Bayesian view of exponential family¶

The bayesian analysis is considerably simplified if the prior is conjugate to the likelihood. Informaly we can say that the prior \(p(\theta| \tau)\) has the same from as the likelihood \(p(D|\theta)\). For this to make sence, we require that the likelihood have finite sufficient statistics, so we can write \(p(D|\theta ) = p(s(D)| \theta)\). This suggest that the only family of distributions for which conjugate priors exist is the exponential family.

Likelihood¶

The likelihood of the exponential family is given by:

\[\begin{split}p(D| \theta) = [\prod_{i=1}^N h(x_i)] g(\theta)^N \exp( \eta(\theta)^T [ \sum_{i=1}^N s(x_i)]) \\ \propto g(\theta)^N \exp (\eta (\theta)^T s_N)\end{split}\]
  • \(s_N = \sum_i s(x_i)\) sufficient statistics

In terms of canonical parameters this becomes:

\[p(D| \eta) \propto \exp(N \eta^T \bar{s} - NA(\eta))\]
  • \(\bar{s} = \frac{1}{N}s_N\)

Prior¶

The natural conjugate prior has the form:

\[p(\theta| v_0, \eta_0 ) \propto g(\theta) ^{v_0} \exp(\eta (\theta)^T \tau_0)\]
  • \(\tau_0 = v_0 \bar{\tau_0}\)

This separates out the size of the prior pseudo-data \(v_0\) from the mean of the sufficient statistics on this pseudo-data \(\bar{\tau_0}\). Then the canonical form of the prior becomes:

\[p(\eta| v_0 , \bar{\tau}_0) \propto \exp (v_0 \eta^T \bar{\tau}_0 - v_0 A(\eta))\]

Posterior¶

\[p(\phi|D) = p(\theta| v_N, \tau_N) = p(\theta| v_0 + N, \tau_0 + s_N)\]

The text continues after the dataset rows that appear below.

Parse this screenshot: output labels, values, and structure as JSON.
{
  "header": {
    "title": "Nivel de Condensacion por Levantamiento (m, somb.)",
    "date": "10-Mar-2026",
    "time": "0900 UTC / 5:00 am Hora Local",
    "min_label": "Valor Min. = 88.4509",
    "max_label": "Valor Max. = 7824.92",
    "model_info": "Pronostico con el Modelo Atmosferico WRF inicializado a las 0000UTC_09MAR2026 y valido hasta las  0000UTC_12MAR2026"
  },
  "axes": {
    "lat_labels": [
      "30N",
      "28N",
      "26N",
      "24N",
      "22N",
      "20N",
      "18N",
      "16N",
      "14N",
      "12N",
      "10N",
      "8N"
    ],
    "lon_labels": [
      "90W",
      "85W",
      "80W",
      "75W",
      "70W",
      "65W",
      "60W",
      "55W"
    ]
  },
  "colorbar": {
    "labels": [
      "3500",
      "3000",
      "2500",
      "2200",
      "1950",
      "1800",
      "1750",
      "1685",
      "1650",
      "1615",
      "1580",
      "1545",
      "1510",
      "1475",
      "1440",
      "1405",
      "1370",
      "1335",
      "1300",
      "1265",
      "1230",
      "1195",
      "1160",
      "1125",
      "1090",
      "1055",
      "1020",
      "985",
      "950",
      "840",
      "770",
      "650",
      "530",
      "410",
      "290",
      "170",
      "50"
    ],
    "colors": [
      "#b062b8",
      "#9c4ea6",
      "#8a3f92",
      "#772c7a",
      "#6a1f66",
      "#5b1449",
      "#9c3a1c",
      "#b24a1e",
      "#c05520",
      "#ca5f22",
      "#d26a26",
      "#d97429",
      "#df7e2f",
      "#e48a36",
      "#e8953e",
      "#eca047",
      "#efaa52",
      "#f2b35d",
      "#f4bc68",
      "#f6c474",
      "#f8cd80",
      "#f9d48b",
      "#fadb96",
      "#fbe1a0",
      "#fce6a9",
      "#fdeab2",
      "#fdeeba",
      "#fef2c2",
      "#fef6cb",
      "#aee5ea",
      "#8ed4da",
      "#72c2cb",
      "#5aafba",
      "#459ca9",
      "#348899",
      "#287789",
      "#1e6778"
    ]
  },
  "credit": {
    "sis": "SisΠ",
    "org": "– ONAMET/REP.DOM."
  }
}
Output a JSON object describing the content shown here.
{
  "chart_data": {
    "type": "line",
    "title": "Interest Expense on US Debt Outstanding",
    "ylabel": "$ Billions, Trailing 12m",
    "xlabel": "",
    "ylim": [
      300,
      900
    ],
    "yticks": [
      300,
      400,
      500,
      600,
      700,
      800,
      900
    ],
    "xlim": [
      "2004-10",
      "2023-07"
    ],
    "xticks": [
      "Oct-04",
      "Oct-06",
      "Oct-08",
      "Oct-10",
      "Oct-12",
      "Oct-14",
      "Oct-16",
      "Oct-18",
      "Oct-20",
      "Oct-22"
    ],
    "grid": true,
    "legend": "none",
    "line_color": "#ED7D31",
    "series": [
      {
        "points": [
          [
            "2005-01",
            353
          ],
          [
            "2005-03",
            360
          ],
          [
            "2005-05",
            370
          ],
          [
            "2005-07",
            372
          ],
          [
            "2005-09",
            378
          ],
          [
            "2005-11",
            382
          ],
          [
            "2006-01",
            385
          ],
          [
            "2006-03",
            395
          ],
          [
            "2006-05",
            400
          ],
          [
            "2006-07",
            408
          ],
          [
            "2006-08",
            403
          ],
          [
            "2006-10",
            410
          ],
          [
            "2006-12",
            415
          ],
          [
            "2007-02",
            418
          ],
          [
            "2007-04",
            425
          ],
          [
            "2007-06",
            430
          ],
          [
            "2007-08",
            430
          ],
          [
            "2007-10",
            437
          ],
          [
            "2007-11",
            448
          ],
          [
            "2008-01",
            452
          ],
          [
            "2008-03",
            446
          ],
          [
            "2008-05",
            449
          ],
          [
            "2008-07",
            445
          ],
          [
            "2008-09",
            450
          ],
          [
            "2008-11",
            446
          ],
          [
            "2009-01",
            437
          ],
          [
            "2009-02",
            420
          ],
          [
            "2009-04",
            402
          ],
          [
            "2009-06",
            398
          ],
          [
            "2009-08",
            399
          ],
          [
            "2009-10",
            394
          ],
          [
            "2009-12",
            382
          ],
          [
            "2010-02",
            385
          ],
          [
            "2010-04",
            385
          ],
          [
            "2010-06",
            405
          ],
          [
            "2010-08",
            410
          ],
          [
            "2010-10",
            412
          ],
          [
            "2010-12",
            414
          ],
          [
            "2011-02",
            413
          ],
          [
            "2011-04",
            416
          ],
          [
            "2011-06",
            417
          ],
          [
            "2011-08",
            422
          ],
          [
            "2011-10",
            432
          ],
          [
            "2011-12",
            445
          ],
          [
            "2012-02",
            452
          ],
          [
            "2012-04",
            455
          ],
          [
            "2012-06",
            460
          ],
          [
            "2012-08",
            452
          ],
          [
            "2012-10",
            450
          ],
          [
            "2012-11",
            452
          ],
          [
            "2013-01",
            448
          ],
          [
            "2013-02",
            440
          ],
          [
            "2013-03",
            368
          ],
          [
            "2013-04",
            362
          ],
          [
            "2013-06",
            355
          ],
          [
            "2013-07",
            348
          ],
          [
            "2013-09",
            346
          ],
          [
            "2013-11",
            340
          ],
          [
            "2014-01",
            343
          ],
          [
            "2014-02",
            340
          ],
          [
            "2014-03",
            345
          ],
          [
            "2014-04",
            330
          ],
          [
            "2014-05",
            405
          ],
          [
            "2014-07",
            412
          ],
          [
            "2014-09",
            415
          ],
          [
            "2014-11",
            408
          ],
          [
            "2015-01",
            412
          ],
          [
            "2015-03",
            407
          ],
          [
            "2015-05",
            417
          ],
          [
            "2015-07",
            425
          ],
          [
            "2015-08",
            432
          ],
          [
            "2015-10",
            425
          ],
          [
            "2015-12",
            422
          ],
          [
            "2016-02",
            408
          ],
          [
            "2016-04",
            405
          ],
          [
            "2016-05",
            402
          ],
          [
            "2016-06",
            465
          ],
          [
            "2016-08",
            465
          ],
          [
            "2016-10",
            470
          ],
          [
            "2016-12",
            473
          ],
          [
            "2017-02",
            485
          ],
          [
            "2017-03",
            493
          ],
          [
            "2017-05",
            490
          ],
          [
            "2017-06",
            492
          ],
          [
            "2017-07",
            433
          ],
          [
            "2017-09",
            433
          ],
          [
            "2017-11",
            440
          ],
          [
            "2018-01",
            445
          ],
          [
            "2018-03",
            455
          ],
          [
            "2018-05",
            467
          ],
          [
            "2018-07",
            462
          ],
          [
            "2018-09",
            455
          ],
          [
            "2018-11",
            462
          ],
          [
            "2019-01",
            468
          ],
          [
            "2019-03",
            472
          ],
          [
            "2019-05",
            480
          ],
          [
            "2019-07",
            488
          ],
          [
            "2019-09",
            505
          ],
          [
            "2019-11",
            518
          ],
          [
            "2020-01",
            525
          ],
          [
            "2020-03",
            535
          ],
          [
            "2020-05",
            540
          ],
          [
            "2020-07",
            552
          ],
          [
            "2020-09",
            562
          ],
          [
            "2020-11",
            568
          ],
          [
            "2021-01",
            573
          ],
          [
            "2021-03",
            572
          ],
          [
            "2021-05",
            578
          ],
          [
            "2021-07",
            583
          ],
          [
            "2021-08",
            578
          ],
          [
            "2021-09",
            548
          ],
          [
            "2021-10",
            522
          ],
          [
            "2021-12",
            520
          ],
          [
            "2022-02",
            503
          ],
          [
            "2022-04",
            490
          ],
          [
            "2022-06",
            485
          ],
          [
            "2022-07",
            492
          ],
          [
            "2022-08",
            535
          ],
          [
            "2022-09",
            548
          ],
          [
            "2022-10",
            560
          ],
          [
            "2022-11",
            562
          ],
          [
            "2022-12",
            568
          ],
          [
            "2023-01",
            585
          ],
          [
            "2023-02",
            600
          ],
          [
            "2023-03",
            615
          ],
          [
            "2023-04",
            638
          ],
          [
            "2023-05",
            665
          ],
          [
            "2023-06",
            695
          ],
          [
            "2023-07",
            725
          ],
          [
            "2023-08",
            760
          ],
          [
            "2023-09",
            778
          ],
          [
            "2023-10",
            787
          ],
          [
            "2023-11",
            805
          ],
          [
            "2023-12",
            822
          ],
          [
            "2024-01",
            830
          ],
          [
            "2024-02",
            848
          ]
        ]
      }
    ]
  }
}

So we see that we just update the hyper-parameters by adding. In canonical form this becomes:

\[\begin{split}p(\eta|D) \propto \exp (\eta^T (v_0 \bar{\tau}_0 + N \bar{s}) - (v_0 + N)A(\eta)) \\ = p(\eta| v_0 + N, \frac{v_0 \bar{\tau}_0 + N\bar{s}}{v_0 + N})\end{split}\]

Here we se that the posterior hyper-parameters are a convex combination of the prior mean hyper-parameters and the average of the sufficient statistics.